The UK has the largest motherhood penalty out of all OEDC

…countries at 40%, which is in line with the US. According to a report by consultancy PwC, women continue to be priced out of work and suffer from a growing gender pay gap because families can not afford childcare in the UK. What follows is often less career advancement and lower pay in a woman’s career.

Based on the PwC report, net childcare costs represented almost a third of the income of a family on the average UK wage, compared with as little as 1% of income in Germany.

However, whilst childcare affordability is an issue, so is the low take up by fathers of shared parental leave. This was estimated at only 2-8% in 2019.

What is clear is that societal and gender norms continue to influence who takes up the majority of childcare.

And this in turn affects women’s career trajectories and earnings; how much they can save and invest in order to grow their personal wealth.

Therefore, women must become intentional about their money and finances from the beginning.

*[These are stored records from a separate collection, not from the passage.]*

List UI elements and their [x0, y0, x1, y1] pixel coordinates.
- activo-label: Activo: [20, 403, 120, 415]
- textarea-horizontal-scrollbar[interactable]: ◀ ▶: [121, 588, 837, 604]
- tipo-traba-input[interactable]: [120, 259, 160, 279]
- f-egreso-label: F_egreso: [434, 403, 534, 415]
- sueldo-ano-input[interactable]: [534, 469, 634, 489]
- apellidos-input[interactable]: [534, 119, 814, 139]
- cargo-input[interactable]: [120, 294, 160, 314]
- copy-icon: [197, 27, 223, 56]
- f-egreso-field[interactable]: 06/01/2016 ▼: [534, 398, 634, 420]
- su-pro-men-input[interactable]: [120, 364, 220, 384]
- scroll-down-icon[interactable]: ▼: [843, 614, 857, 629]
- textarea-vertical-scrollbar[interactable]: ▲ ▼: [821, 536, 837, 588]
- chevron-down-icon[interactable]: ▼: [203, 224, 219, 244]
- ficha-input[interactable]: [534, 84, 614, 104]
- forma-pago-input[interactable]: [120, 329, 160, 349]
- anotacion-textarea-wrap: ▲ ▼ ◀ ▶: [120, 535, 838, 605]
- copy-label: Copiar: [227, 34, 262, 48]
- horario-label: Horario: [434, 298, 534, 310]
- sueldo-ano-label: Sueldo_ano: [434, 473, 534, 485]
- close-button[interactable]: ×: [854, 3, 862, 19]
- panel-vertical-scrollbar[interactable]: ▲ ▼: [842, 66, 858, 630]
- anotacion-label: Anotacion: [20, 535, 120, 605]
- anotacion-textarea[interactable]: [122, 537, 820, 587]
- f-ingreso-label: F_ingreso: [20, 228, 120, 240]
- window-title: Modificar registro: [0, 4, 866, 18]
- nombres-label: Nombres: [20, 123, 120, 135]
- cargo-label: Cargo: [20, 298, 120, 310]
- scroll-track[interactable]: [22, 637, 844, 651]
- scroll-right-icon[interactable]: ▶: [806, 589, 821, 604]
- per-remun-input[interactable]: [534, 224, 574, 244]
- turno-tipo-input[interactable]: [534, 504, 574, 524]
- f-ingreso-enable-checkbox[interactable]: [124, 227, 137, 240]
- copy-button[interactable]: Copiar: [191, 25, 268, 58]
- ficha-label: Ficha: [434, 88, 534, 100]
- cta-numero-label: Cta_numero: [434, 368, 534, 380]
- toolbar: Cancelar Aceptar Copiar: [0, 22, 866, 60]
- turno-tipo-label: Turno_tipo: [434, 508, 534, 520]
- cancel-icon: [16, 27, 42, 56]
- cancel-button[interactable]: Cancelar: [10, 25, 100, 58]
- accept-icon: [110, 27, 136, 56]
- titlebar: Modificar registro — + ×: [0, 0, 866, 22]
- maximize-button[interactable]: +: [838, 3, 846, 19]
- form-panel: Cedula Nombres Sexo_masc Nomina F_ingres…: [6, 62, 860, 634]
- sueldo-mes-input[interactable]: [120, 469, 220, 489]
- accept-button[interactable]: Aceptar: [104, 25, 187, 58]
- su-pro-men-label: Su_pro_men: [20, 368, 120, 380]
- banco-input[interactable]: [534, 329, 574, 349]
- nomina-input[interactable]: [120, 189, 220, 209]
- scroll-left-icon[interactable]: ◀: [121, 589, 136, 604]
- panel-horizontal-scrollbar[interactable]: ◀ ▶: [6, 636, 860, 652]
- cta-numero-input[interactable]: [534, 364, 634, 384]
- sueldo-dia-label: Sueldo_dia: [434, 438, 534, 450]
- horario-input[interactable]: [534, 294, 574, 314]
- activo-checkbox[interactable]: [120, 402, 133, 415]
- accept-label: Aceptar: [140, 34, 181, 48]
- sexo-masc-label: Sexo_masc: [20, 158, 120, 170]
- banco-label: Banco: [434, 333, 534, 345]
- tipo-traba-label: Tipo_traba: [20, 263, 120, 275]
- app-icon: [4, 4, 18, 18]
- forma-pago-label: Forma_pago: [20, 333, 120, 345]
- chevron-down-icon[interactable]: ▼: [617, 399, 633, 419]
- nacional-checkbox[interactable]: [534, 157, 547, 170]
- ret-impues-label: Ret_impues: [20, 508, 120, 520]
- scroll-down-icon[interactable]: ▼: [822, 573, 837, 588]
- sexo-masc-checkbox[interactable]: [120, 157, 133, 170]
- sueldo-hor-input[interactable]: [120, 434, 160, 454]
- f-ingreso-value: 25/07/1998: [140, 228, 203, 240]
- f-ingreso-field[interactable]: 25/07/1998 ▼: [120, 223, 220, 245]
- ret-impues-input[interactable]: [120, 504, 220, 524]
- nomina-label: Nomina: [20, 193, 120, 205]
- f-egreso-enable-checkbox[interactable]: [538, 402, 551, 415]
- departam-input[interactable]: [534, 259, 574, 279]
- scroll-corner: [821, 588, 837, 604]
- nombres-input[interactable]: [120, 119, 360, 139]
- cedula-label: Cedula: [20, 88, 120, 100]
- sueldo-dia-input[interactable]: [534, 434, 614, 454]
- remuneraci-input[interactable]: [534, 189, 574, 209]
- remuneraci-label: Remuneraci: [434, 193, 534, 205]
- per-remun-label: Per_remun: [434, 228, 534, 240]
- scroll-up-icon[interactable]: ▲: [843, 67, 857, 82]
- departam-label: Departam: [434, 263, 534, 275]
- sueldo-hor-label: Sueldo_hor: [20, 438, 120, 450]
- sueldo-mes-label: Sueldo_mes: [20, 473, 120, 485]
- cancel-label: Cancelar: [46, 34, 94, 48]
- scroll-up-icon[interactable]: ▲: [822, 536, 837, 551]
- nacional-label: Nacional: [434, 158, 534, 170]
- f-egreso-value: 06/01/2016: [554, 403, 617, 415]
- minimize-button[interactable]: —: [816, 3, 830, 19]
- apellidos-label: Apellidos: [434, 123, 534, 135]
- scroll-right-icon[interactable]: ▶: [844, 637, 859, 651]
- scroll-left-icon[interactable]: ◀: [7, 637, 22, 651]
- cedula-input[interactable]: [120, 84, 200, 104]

They must focus on protecting and growing their personal wealth even before they embark on having children; in fact, especially so. Crucially, this applies to who they select as their life partner.

The right life partner will not only play an active (equal) role in looking after the children, but they will engage in open and honest conversations about money, financial planning and how to invest from the get-go.

So what are the solutions to the motherhood penalty?

  • Affordable childcare

  • US: increase maternity (& paternity leave) from 12 weeks to 6-12 months

  • A redesign of parental leave policies to support a ‘dual earner-dual carer model’

  • An effective Equal Paid Parental Leave system in the UK

  • And fathers taking more parental leave.